A victory for the righteous forces of PARTY HARD, huzzah. Dido sweeps through to Round 2 on a chorus of disapproval from you lot (and the lowest-yet Duel! turnout):

“I had never heard of Andrew WK, so I hopped over to his website and found this quote: “The future is so bright – at times I feel the need to cover my eyes with my hands for fear of being blinded.” He can he possibly not be worse than Dido?”

“Can I vote for both of them? I’d like to see them both gutted by starving boars. In the end, I had to flip a coin (it came up Dido; sorry luv, but the boars are waiting).”

“dido is for people who think sarah maclachlan is too intense. is it really that fair to put her up against a meathead bent on making the loudest, dumbest drum-machine-damaged pop-metal ever? granted, i have my skepticism about andrew w.k. (does anyone else think that “i get wet” sounds just like cheap trick’s “surrender”?), but i’ll gladly take his over-the-top absurdity over dido’s timid MOR milquetoastness any day. ”

“I dont know who andrew wk is, but how can he be worse than this horribly boring, even yuppier, cofee table version of morcheeba???? can america STOP BREEDING THESE HORRIBLE, HORRIBLE ADULT ABOMINATIONS???? I hope this lady gets to the final, ’cause she deserves it”

“Andrew WK is a dunderhead who thinks his silly music is deeper than it is (let’s not forget his Slade-aped sound). I’m not a huge Dido fan, but her stuff shows a heckuvalot more creativity than WK.”

“Andrew WK, on the one hand, is a mildly annoying idiot whose music I can even stand because I blissfully forget it the precise moment it’s over. Dido, on the other hand, is a hugely annoying idiot whose music is as close to my own personal idea of a Chinese torture as it can get EVEN THOUGH I can’t seem to remember a thing about it.”

“Andrew W(an)K is not a talented man. But I’m voting for Dido, cos her music is frankly gruelling.”

“I’ve made a decision to vote EVERY TIME, but neither of these acts are awful. I mean AWK is silly and Dido is nice, which is a turn off to many (as Alexei Sayle used to say, only biscuits should be nice, not pop/rock stars).
In the end I prefer AWK cos I like silly (I am a Helen Love fan) so ner.
I fully expect whoever goes through to be knocked out in the next round. This could be my first vote where I’m not with the majority.”
“I think “Here With Me” is lovely. Everything else is shit. And fuck you Eminem for foisting her on the world. Andrew WK, on the other hand, deserves to be hung, drawn and quartered. Not in that order, though.”

“I voted for AWK purely because I don’t fancy him, but Dido is cute. The music? both are shite really so it had to come down to fanciability.”

“my god! has the cranberries gone trip hop lite?”

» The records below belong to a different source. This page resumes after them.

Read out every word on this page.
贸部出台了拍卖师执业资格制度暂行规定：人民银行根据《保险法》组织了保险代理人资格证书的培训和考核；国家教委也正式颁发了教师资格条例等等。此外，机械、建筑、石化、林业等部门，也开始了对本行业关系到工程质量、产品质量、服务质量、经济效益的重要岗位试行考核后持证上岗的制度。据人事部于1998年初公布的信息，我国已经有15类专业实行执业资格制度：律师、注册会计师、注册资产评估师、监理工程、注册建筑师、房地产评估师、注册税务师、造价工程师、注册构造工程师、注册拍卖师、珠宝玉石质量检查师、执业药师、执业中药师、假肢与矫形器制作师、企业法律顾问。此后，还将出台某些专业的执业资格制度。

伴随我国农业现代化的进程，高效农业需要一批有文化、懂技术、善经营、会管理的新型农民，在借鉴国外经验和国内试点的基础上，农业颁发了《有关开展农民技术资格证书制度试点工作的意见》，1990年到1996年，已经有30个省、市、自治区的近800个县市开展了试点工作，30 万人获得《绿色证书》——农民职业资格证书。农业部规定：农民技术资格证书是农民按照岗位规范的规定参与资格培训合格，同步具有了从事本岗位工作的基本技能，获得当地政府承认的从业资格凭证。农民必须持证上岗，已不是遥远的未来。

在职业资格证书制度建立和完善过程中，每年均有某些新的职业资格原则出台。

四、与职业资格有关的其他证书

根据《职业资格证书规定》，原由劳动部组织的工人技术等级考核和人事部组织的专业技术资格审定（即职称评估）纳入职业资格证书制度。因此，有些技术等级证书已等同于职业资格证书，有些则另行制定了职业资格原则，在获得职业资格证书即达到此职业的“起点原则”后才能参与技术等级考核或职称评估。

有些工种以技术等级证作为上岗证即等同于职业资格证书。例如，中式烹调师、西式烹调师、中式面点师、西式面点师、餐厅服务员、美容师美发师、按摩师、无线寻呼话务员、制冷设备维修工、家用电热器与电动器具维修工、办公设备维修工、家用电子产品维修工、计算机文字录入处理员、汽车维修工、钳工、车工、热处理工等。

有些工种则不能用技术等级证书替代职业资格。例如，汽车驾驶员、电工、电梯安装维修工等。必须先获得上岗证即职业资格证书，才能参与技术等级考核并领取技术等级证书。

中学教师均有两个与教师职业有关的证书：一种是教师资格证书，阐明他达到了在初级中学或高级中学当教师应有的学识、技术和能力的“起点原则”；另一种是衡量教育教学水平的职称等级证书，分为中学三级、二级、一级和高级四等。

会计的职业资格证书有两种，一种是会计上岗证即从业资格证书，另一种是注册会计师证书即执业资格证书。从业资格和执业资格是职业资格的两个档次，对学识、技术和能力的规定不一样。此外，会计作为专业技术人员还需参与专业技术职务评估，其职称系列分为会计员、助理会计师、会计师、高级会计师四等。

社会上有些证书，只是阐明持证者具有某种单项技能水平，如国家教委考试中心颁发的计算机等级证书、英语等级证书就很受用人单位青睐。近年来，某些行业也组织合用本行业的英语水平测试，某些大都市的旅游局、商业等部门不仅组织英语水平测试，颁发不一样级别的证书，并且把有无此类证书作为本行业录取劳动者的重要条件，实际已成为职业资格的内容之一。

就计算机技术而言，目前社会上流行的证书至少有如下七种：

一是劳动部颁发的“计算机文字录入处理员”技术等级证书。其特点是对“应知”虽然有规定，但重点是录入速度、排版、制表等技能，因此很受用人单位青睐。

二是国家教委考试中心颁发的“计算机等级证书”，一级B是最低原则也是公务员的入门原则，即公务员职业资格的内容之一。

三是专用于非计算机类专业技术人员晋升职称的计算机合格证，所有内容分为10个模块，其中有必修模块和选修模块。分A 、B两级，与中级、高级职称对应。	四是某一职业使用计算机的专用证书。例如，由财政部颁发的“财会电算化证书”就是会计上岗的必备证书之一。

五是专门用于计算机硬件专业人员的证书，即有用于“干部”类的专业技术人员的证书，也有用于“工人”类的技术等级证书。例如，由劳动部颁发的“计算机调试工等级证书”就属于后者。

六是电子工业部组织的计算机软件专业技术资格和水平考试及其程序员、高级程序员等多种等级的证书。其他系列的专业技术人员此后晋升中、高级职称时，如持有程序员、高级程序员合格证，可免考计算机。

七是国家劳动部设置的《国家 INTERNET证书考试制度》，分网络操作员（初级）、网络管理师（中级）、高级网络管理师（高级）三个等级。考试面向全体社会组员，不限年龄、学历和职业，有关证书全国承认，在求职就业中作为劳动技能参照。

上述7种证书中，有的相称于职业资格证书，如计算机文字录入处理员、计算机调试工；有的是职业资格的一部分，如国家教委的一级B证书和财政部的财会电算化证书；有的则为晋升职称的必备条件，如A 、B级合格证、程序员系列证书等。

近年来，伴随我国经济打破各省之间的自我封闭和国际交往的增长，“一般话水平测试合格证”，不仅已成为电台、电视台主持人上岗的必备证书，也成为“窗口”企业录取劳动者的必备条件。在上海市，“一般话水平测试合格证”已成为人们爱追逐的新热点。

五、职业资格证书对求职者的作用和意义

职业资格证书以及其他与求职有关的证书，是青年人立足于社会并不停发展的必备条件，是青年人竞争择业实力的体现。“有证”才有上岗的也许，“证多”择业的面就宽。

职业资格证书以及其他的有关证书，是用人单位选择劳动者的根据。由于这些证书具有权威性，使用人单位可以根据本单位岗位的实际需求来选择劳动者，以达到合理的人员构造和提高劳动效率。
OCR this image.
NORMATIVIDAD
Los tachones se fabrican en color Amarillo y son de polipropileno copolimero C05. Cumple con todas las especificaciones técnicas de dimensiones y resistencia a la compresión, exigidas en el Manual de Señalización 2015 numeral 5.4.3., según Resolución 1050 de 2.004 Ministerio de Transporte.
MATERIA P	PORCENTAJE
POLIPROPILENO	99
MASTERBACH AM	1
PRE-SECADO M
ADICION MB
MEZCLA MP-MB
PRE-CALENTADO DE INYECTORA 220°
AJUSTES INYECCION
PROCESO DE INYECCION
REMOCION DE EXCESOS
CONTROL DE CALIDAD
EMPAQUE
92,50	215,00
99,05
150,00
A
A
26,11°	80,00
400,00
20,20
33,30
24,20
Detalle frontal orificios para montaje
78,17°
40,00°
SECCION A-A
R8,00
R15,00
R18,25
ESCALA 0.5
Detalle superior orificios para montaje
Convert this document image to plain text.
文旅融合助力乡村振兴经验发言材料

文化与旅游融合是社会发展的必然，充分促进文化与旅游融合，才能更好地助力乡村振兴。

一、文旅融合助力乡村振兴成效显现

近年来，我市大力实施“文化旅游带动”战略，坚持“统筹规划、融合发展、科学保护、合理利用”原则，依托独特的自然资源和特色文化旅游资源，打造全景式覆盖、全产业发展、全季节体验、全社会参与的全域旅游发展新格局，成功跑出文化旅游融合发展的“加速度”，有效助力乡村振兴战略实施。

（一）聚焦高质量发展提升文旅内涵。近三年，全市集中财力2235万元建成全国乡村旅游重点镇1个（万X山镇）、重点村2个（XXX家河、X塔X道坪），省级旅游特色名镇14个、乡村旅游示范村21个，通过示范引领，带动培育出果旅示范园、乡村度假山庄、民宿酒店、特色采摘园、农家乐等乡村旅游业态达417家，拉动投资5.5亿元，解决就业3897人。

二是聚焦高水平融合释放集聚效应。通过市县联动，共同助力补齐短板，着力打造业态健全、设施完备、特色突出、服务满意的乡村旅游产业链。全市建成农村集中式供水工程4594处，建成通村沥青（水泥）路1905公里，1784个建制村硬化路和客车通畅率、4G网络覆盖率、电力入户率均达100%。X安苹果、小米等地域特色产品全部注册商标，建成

“Andrew WK is a bit annoying yeah, but Dido’s music is the type of music they put on in dentist’s offices to torture people in the waiting room. I would rather pull all of my teeth out with pliers than listen to her sickly sweet, overprocessed, coffee commercial music.”

“This was a hard decision. Andrew WK is worse I think, having heard one song that was rather insipid shouting over a pub piano and guitars tune, I say him.”

“I’d let Dido lick me… Can’t say the same for that Andrew WK bastard.”